O relatório reconhece que o quadro de governação e anticorrupção em Moçambique não é aplicado de forma consistente e completa e que a gestão da dívida pública é fraca e pouco transparente.
Em entrevista à DW África, a ativista social moçambicana Fátima Mimbire analisa as raízes do fracasso do Executivo moçambicano na luta contra a corrupção sistémica e refere que o Governo, os parlamentares e os funcionários públicos precisam enviar uma mensagem clara à sociedade de que a corrupção não será mais tolerada.
DW África: Qual é a sua avaliação sobre o relatório emitido pelo Governo?
Fátima Mimbire (FM): Creio que há uma descrição realística daquilo que é a situação do país na medida em que de facto há evidências bastantes de que há algum fracasso naquilo que é o combate à corrupção. Mais do que questões ligadas a constrangimentos de ordem financeira e técnica, há questões da própria postura, o exemplo que deve vir de cima. A forma como a nossa elite política se comporta dita muito a forma como a sociedade e os cidadãos também se vão comportar. Se os dirigentes tomam decisões em função dos seus próprios interesses, não vamos esperar que um funcionário público exerça as suas funções tendo em conta o interesse público. O documento refere que a corrupção está a transformar-se num padrão de comportamento. A sociedade não aceita ou estranha quando um indivíduo não é corrupto e tolera muito mais facilmente um indivíduo que se corrompe. É preocupante termos um documento do próprio Governo que reconhece que a corrupção vai se transformando numa norma.

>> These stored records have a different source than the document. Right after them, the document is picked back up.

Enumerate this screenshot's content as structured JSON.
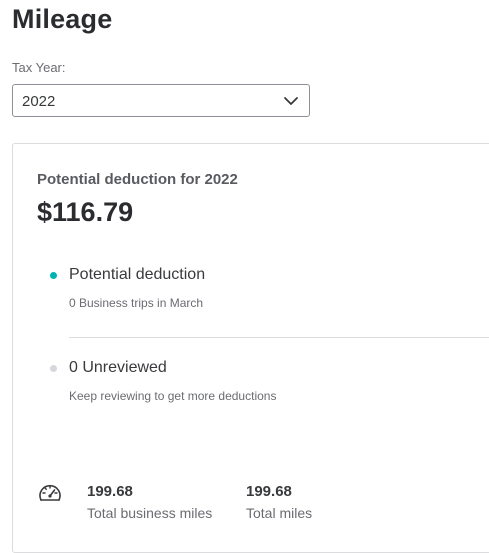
{
  "header": {
    "title": "Mileage"
  },
  "tax_year": {
    "label": "Tax Year:",
    "selected": "2022"
  },
  "summary": {
    "title": "Potential deduction for 2022",
    "amount": "$116.79",
    "items": [
      {
        "title": "Potential deduction",
        "subtitle": "0 Business trips in March",
        "dot_color": "#00b3b3"
      },
      {
        "title": "0 Unreviewed",
        "subtitle": "Keep reviewing to get more deductions",
        "dot_color": "#d4d7dc"
      }
    ],
    "stats": [
      {
        "value": "199.68",
        "label": "Total business miles"
      },
      {
        "value": "199.68",
        "label": "Total miles"
      }
    ]
  },
  "icons": {
    "select": "chevron-down-icon",
    "miles": "speedometer-icon"
  }
}
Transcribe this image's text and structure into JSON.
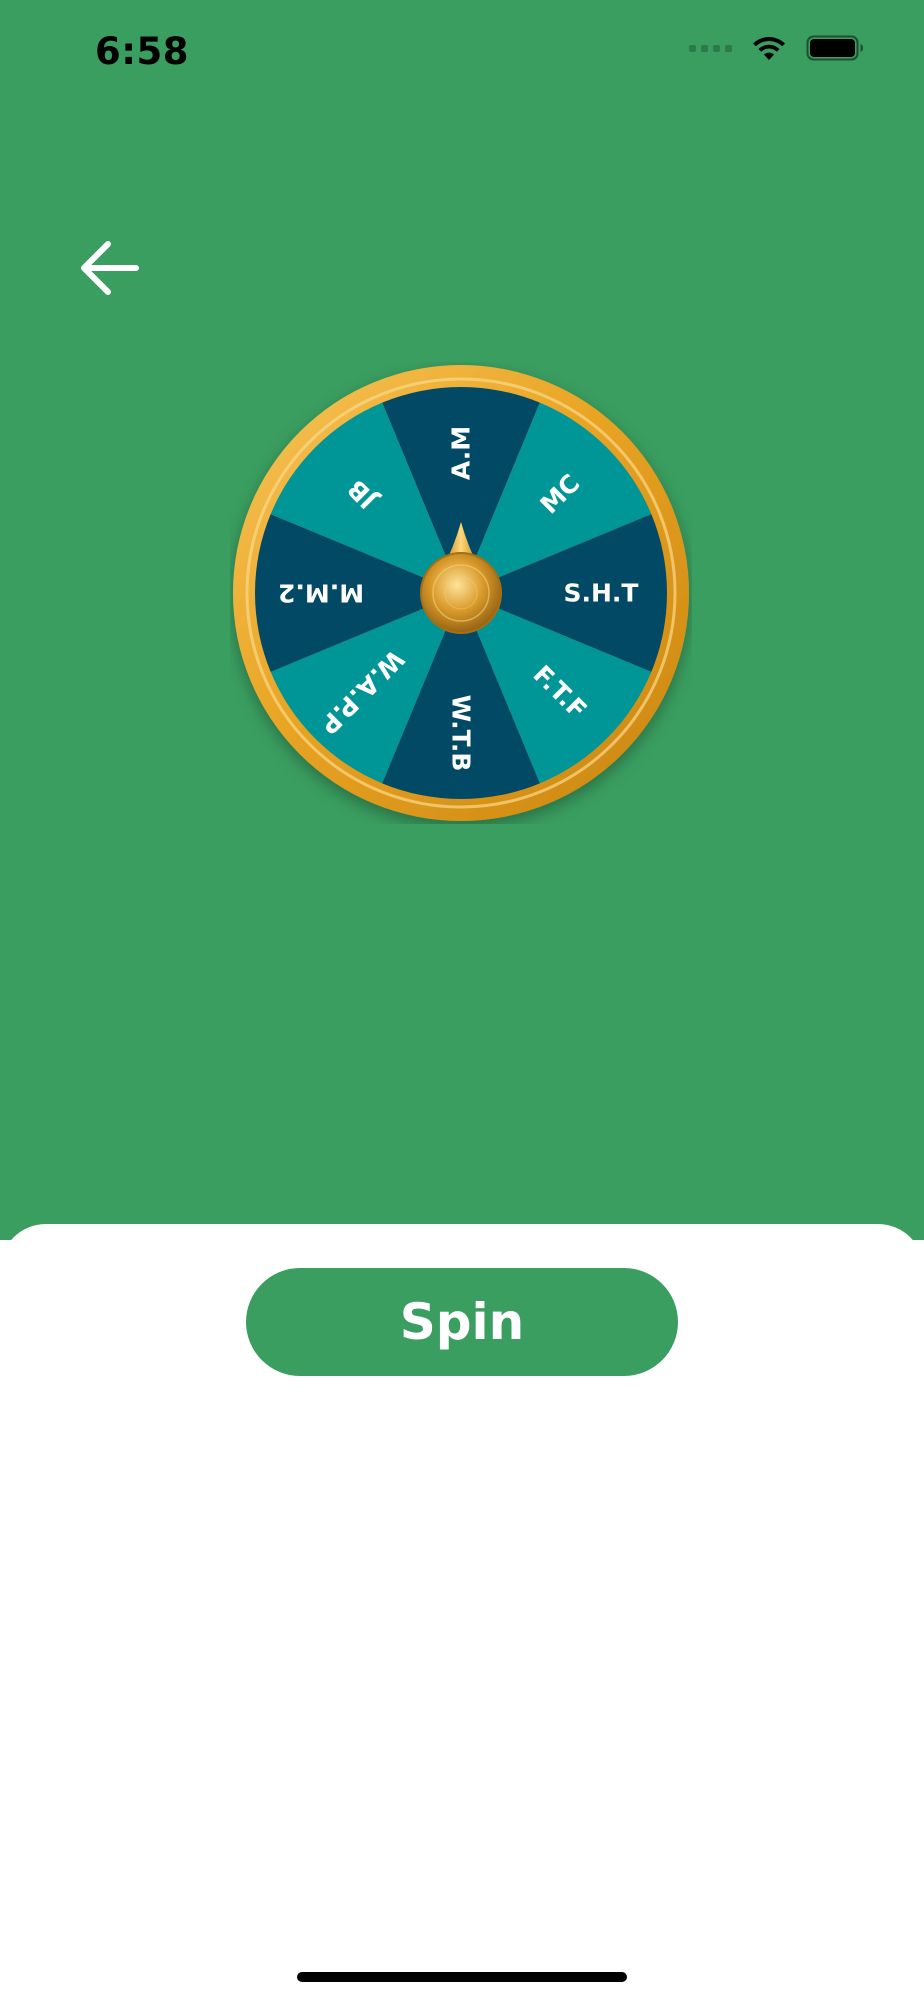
{
  "status_bar": {
    "time": "6:58",
    "icons": [
      "signal-dots-icon",
      "wifi-icon",
      "battery-icon"
    ]
  },
  "navigation": {
    "back_icon": "arrow-left-icon"
  },
  "wheel": {
    "segments": [
      {
        "label": "A.M",
        "color": "#024966"
      },
      {
        "label": "MC",
        "color": "#009596"
      },
      {
        "label": "S.H.T",
        "color": "#024966"
      },
      {
        "label": "F.T.F",
        "color": "#009596"
      },
      {
        "label": "W.T.B",
        "color": "#024966"
      },
      {
        "label": "W.A.P.P",
        "color": "#009596"
      },
      {
        "label": "M.M.2",
        "color": "#024966"
      },
      {
        "label": "JB",
        "color": "#009596"
      }
    ],
    "rim_color": "#e8a31c",
    "pointer_color": "#d99a1e"
  },
  "actions": {
    "spin_label": "Spin"
  },
  "colors": {
    "background": "#3a9e60",
    "sheet": "#ffffff",
    "button": "#3a9e60"
  }
}
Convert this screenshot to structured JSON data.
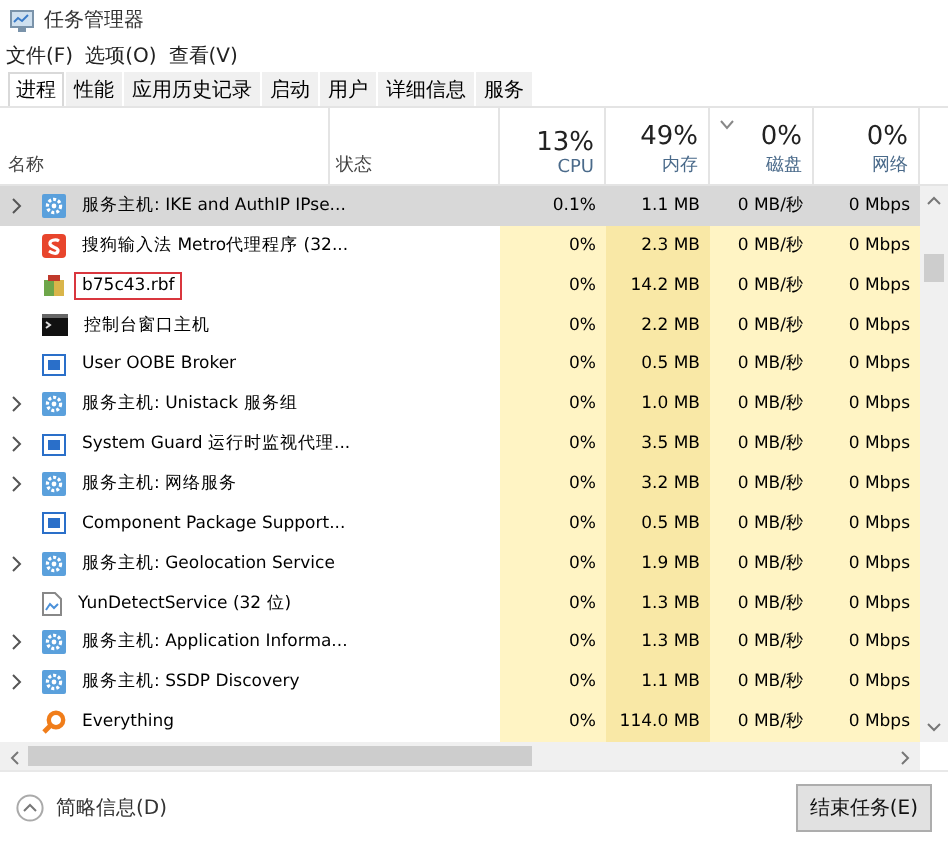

Ao olhar para essas falhas, o que o Governo moçambicano precisa fazer, principalmente, em relação ao funcionamento das instituições públicas?
FM: Falha sempre a implementação, porque não há interesse que essas mesmas normas, regras e leis sejam cumpridas. Nós vemos uma tentativa de enfraquecimento das próprias instituições. É preciso lembrar que a forma como nós desenvolvemos em Moçambique o funcionamento das nossas instituições é mesmo para defender os interesses de grupos. Será que nós não podemos selecionar por concurso público ou temos que fazer por indicação política? Então, nós não vamos ter instituições a funcionar enquanto houver este controlo de quem detém o poder público. O facto de as instituições estarem controladas vai constranger qualquer responsabilização. Como é que eu vou agir para responsabilizar alguém que me nomeou?
O documento também refere que o Estado de Direito é enfraquecido pela fraca aplicação das leis e dos regulamentos existentes. É necessária uma maior atuação do Parlamento?
Sim, não haja dúvidas. O nosso Parlamento não foge muito daquilo que é a nossa arquitetura institucional. Nós não vamos ter um Estado de Direito democrático enquanto tivermos deputados na Assembleia da República que, quando chegam a hora de votar, estão a pensar nos interesses do partido que lhes colocou na lista para representar os seus interesses. Temos um Parlamento bastante fragilizado que não representa os interesses da sociedade.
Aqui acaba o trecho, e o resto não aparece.